The underlying pathogenesis of MBD is still not clearly understood. A multitude of metabolic, toxic, and vascular disturbances interact with malnutrition and chronic alcoholism. Due to uncertainty in its etiology, specific therapy is also not available. Besides cessation of alcohol, high doses of corticosteroids and vitamin B complex, including thiamine, vitamin B12, and folate have been therapeutically utilized as in our case. The outcome of these therapies is variable.

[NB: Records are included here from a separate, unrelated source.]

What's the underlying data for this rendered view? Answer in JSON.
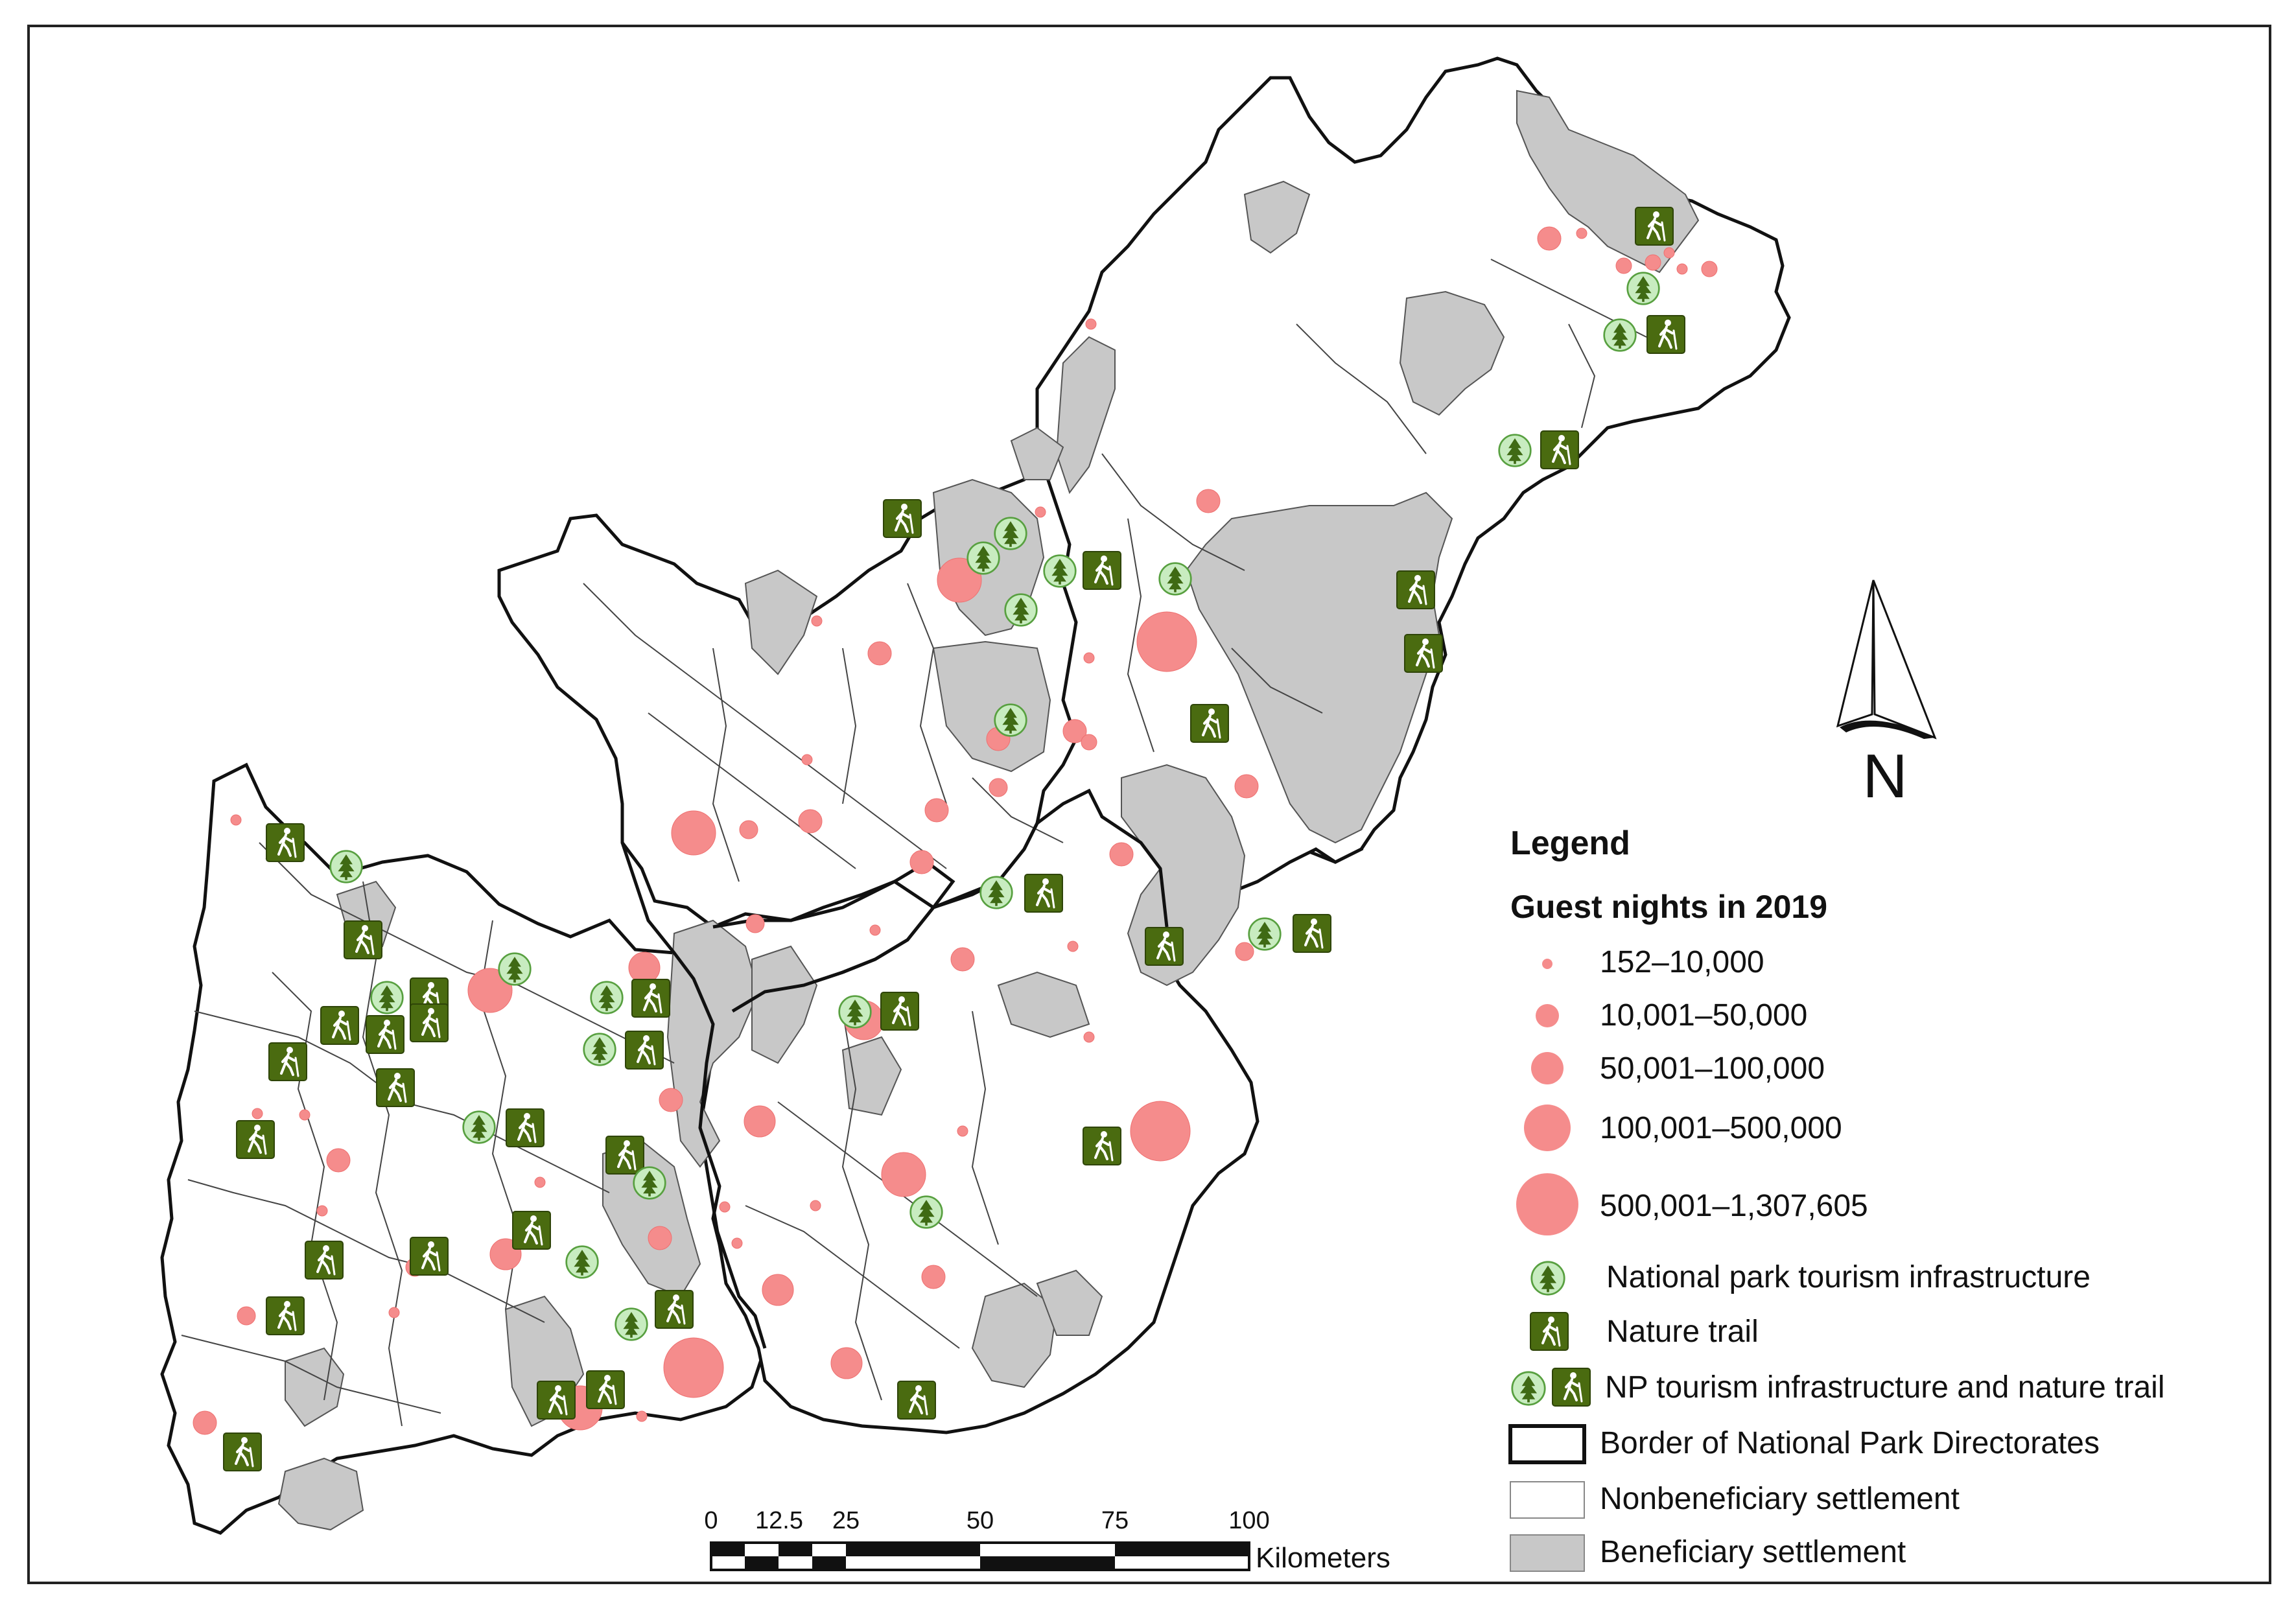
{
  "legend": {
    "title": "Legend",
    "subtitle": "Guest nights in 2019",
    "guest_classes": [
      {
        "label": "152–10,000"
      },
      {
        "label": "10,001–50,000"
      },
      {
        "label": "50,001–100,000"
      },
      {
        "label": "100,001–500,000"
      },
      {
        "label": "500,001–1,307,605"
      }
    ],
    "symbols": [
      {
        "label": "National park tourism infrastructure",
        "icon": "tree-icon"
      },
      {
        "label": "Nature trail",
        "icon": "hiker-icon"
      },
      {
        "label": "NP tourism infrastructure and nature trail",
        "icon": "tree-and-hiker-icon"
      },
      {
        "label": "Border of National Park Directorates",
        "icon": "thick-border-box"
      },
      {
        "label": "Nonbeneficiary settlement",
        "icon": "white-box"
      },
      {
        "label": "Beneficiary settlement",
        "icon": "grey-box"
      }
    ]
  },
  "north_arrow": {
    "label": "N"
  },
  "scale_bar": {
    "ticks": [
      "0",
      "12.5",
      "25",
      "50",
      "75",
      "100"
    ],
    "unit": "Kilometers"
  },
  "colors": {
    "guest_circle": "#f58c8c",
    "beneficiary": "#c8c8c8",
    "nonbeneficiary": "#ffffff",
    "icon_green": "#4a6b10",
    "icon_light_green": "#c8ecc0"
  }
}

Conflict of interest statement

The authors report no conflict of interest.

Authors’ contributions

All the authors have provided substantial contributions in the clinical management of the case and literature review on the topic in question. S.G. (Swati Garg) and S.G. (Saurabh Gaba) have drafted the manuscript, reviewed the literature and M.G. (Monica Gupta) and R.G. (Rekha Gupta) have analysed and revised it critically for important intellectual content. All the authors have read the final version and approved it. All the authors agree to be accountable for all aspects of the work in ensuring that questions related to the accuracy or integrity of any part of the work are appropriately investigated and resolved.